Я дергаюсь на стук в дверь, а Аленка, будто в поддержку моего раздражения, начинает плакать. С надрывом, во весь голос. К нам частенько и не совсем вовремя заходят соседки то по одному, то по другому поводу. У нас не проходной двор, но все прелести студенческой общаги.

— Заходите, открыто! — я не боюсь гостей, наоборот, подумываю не оставить ли с кем Аленку, чтобы самой сбегать до аптеки. Девочки рядом живут понимающие, хоть я и не особенно люблю напрягать их. Все-таки, находясь здесь с детьми, мы тоже создаем определенные проблемы в виде ночных криков и набираний ванночек, из-за которых заканчивается горячая вода. И это при том, что сами просим не шуметь после тихого часа.

— Не помешаю? — доносится голос.

Я так резко разворачиваюсь, что Аленка принимает это за игру и тут же успокаивается. А в моей комнате, крошечной и совершенно простецкой, стоит мой бывший босс с двумя пакетами в руках. Один, видимо, из аптеки. Второй из продуктового.

— Тут жарковато, — улыбается он как ни в чем не бывало и закрывает за собой дверь.

— Что вы здесь делаете?

— Я подумал, что вам может понадобиться помощь и… вижу, что не ошибся. Я купил лекарства. Все, что дали после слов «ребенок» и «зубы». Тут два жаропонижающих, какой-то гель для зубов и вот… другой гель. Мне сказали, он полезнее, а тот эффективнее, и я взял оба. Вот обеззараживающий спрей и для носа что-то, и...

Руслан не договаривает, потому что я растерянно смотрю на него. Этот контакт длится слишком долго, чтобы ничего не значить.
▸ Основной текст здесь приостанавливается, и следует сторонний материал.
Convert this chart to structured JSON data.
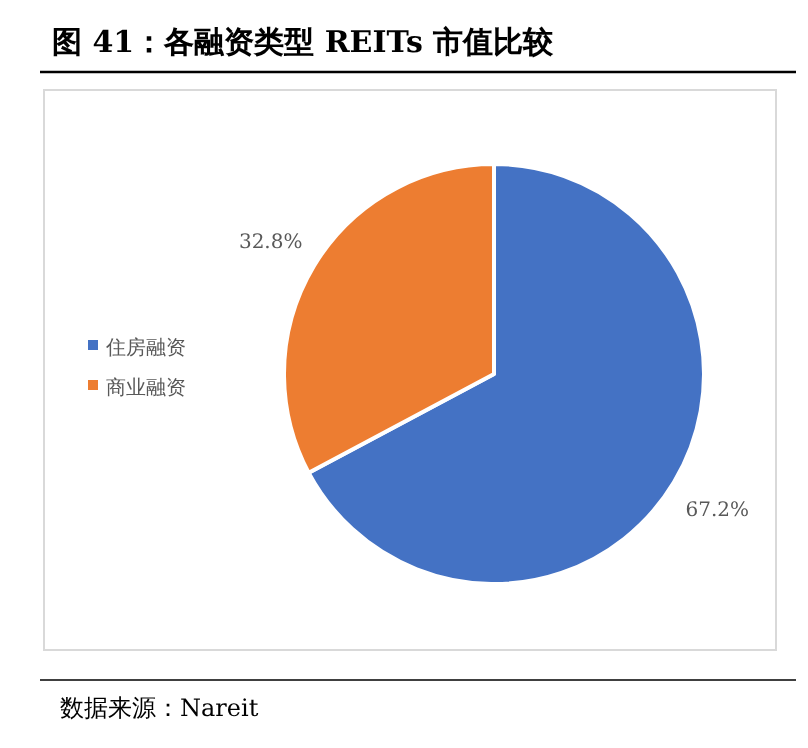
{
  "chart_data": {
    "type": "pie",
    "title": "图 41：各融资类型 REITs 市值比较",
    "categories": [
      "住房融资",
      "商业融资"
    ],
    "values": [
      67.2,
      32.8
    ],
    "value_labels": [
      "67.2%",
      "32.8%"
    ],
    "colors": [
      "#4472c4",
      "#ed7d31"
    ],
    "legend": "left",
    "annotations": [
      "数据来源：Nareit"
    ]
  }
}
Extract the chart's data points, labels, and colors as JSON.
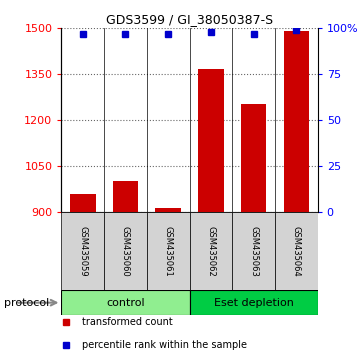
{
  "title": "GDS3599 / GI_38050387-S",
  "samples": [
    "GSM435059",
    "GSM435060",
    "GSM435061",
    "GSM435062",
    "GSM435063",
    "GSM435064"
  ],
  "red_values": [
    960,
    1002,
    915,
    1368,
    1252,
    1490
  ],
  "blue_values": [
    97,
    97,
    97,
    98,
    97,
    99
  ],
  "ymin": 900,
  "ymax": 1500,
  "yticks": [
    900,
    1050,
    1200,
    1350,
    1500
  ],
  "right_yticks": [
    0,
    25,
    50,
    75,
    100
  ],
  "right_yticklabels": [
    "0",
    "25",
    "50",
    "75",
    "100%"
  ],
  "bar_color": "#cc0000",
  "dot_color": "#0000cc",
  "groups": [
    {
      "label": "control",
      "start": 0,
      "end": 3,
      "color": "#90ee90"
    },
    {
      "label": "Eset depletion",
      "start": 3,
      "end": 6,
      "color": "#00cc44"
    }
  ],
  "protocol_label": "protocol",
  "background_color": "#ffffff",
  "sample_box_color": "#d3d3d3",
  "legend_items": [
    {
      "label": "transformed count",
      "color": "#cc0000"
    },
    {
      "label": "percentile rank within the sample",
      "color": "#0000cc"
    }
  ]
}
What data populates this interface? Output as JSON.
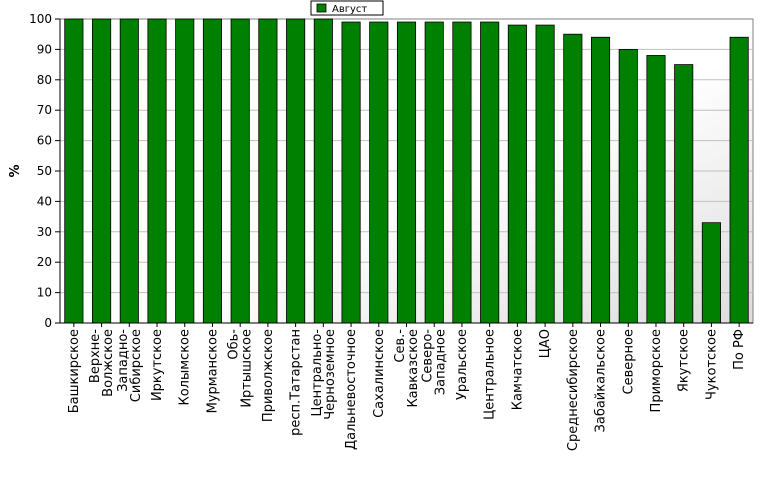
{
  "chart_data": {
    "type": "bar",
    "ylabel": "%",
    "ylim": [
      0,
      100
    ],
    "yticks": [
      0,
      10,
      20,
      30,
      40,
      50,
      60,
      70,
      80,
      90,
      100
    ],
    "grid": true,
    "legend_position": "top-center",
    "categories": [
      "Башкирское",
      "Верхне-Волжское",
      "Западно-Сибирское",
      "Иркутское",
      "Колымское",
      "Мурманское",
      "Обь-Иртышское",
      "Приволжское",
      "респ.Татарстан",
      "Центрально-Черноземное",
      "Дальневосточное",
      "Сахалинское",
      "Сев.-Кавказское",
      "Северо-Западное",
      "Уральское",
      "Центральное",
      "Камчатское",
      "ЦАО",
      "Среднесибирское",
      "Забайкальское",
      "Северное",
      "Приморское",
      "Якутское",
      "Чукотское",
      "По РФ"
    ],
    "series": [
      {
        "name": "Август",
        "color": "#008000",
        "values": [
          100,
          100,
          100,
          100,
          100,
          100,
          100,
          100,
          100,
          100,
          99,
          99,
          99,
          99,
          99,
          99,
          98,
          98,
          95,
          94,
          90,
          88,
          85,
          33,
          94
        ]
      }
    ]
  }
}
Я отвлекаюсь только на хныканье Аленки, на которую не обращают внимание.

— Поставьте на тумбочку, пожалуйста, — прошу я, заставляя себя не броситься на шею к спасителю.

Нельзя, нельзя, нельзя.

Я придумываю сотню поводов, по которым он решил нам помочь, и надеюсь, что смотрю на него при этом не слишком подобострастно. Но он чувствует мою искреннюю благодарность и делает пару шагов, чтобы ободряюще похлопать по плечам.

— Считайте, что я сегодня за летнего Деда Мороза. Должны же у вас иногда случаться... чудеса?

Руслан — мастер приносить в мою жизнь чудеса. И самое главное сейчас пытается отгрызть себе руку, чтобы почесать дурацкий зуб.

— Спасибо, — шепчу, чувствуя себя при этом слишком неловко, так как на плечах все еще покоятся ладони Руслана. Но вместо ответа он только чуть сжимает пальцы, будто в знак поддержки. — Ночь будет жаркой, — я стараюсь улыбнуться.

— Я к этому готов, — вдруг говорит он и улыбается. Ну какого черта, а? Почему я в каждом его слове снова читаю флирт, почему не выставляю его? Почему позволила катать коляску и вмешиваться? И завтраки дарить?

Опять. Опять. Опять.

А завтра его не станет и все.

— Вы сбежите через четверть часа, — мы почему-то беседуем полушепотом и с улыбками, будто заговорщики. Это что-то настолько новое, что у меня все внутри переворачивается, скручивается, жжется.